Le psalmiste raconte que les Israélites esclaves avaient suspendu leurs instruments de musique aux saules de Babylone. Virgile montre Galatée qui se cache derrière les saules.

Malo me Galatea petit, lasciva, puella
Et fugit ad salices et se cupit ante videri.

«Elle se cache, mais elle veut qu'on la voie se cacher.»

En cent endroits il parle des saules amers que broutent les chèvres; des saules d'un vert bleu que chérissent les abeilles.

Le bouleau élance sa tige blanche satinée sans nœuds à une grande hauteur, et livre au vent sur des branches d'une extrême finesse, son feuillage léger qui tremble au plus léger souffle. C'était le bouleau qui avait le privilége de fournir les verges à l'ancienne Université.
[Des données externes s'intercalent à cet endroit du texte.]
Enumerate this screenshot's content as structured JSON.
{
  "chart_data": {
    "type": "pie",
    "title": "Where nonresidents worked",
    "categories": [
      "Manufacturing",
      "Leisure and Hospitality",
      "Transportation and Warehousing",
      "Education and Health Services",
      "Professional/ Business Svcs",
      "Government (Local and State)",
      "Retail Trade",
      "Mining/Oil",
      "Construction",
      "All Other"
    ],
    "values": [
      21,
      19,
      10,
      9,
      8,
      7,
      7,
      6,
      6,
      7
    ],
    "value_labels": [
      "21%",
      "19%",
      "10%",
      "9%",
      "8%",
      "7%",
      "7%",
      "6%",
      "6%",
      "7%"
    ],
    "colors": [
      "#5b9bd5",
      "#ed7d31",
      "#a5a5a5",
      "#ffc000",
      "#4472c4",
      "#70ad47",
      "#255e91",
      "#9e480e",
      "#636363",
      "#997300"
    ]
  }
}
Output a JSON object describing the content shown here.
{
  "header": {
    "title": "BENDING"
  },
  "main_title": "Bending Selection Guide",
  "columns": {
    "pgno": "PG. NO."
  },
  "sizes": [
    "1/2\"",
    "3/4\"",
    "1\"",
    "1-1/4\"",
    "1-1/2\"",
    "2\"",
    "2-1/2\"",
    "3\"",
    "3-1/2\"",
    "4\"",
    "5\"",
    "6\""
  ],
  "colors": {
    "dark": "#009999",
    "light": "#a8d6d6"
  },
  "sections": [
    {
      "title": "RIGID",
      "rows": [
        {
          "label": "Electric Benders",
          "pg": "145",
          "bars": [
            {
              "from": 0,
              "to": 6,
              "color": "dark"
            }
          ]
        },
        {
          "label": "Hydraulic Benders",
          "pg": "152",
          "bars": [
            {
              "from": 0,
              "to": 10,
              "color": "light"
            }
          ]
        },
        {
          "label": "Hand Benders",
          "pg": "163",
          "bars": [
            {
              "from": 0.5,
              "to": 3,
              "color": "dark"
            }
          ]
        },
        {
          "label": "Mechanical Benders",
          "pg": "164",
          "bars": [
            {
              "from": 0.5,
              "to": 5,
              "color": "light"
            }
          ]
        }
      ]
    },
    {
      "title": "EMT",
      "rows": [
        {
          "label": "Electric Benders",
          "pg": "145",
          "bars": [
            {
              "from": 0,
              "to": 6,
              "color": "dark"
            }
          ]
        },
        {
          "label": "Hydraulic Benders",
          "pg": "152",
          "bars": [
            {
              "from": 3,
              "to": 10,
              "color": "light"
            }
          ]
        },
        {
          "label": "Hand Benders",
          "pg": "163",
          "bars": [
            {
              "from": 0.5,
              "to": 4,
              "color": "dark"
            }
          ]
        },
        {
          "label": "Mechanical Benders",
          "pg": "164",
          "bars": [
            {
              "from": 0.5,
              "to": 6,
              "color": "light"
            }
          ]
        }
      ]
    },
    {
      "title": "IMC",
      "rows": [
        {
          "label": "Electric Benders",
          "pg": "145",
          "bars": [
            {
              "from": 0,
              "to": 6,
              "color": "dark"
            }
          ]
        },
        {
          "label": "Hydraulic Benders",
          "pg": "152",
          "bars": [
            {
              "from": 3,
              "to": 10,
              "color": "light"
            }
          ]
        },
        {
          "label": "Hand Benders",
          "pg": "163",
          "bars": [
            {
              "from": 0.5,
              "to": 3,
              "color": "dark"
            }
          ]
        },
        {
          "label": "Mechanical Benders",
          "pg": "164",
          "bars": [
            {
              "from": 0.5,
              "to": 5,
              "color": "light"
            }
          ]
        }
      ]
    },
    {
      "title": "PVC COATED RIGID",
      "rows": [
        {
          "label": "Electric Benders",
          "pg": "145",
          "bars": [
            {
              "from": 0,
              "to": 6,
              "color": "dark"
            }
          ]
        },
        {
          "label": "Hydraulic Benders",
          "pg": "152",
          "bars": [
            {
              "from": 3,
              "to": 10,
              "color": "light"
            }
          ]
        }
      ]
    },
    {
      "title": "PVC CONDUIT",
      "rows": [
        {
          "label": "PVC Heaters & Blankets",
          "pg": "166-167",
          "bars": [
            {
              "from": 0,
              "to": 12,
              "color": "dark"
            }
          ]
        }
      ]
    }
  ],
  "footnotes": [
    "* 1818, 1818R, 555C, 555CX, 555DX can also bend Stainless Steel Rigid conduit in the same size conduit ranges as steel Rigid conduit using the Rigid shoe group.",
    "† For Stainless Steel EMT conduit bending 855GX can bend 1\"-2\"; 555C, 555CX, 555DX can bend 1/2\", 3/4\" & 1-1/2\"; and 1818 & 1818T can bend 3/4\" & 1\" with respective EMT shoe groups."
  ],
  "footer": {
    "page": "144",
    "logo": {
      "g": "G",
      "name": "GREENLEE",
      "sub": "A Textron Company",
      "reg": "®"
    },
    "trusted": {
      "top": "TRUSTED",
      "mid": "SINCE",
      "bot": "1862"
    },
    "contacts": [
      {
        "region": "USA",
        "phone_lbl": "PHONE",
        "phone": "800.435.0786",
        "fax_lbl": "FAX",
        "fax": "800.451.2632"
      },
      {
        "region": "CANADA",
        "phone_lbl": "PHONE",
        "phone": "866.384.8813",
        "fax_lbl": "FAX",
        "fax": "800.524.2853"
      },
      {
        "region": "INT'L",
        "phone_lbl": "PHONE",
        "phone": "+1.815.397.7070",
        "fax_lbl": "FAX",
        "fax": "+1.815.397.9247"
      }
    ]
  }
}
Les Finlandais remplacent le thé par des feuilles de bouleau; les Suédois tirent de sa sève un sirop dont ils font ensuite une liqueur spiritueuse; à Londres, on en fait du vin de Champagne. Les usages les plus vertueux auxquels on le soumet sont les balais et les sabots. Pline parle du bouleau et des verges.

Betula, terribilis magistratuum virgis.

L'hièble étale à trois pieds au-dessus du sol ses riches ombelles de fleurs blanches, dont chaque ombelle est large comme les deux mains; ses fruits noirs sont remplis d'un suc violet, dont le dieu Pan, au rapport de Virgile, avait le visage teint, d'après un bizarre usage des anciens Romains qui peignaient leurs dieux aux jours solennels.

Pan...
Sanguineis ebuli baccis... rubens.

Ici mon ruisseau disparaît sous l'herbe, sous les iris à fleurs jaunes, sous une foule de plantes aquatiques et d'arbres qui aiment la fraîcheur. Il faut faire le tour d'un groupe d'arbres pour le retrouver à un endroit où il se jette dans une sorte de grande mare entourée de saules, de roseaux et d'iris.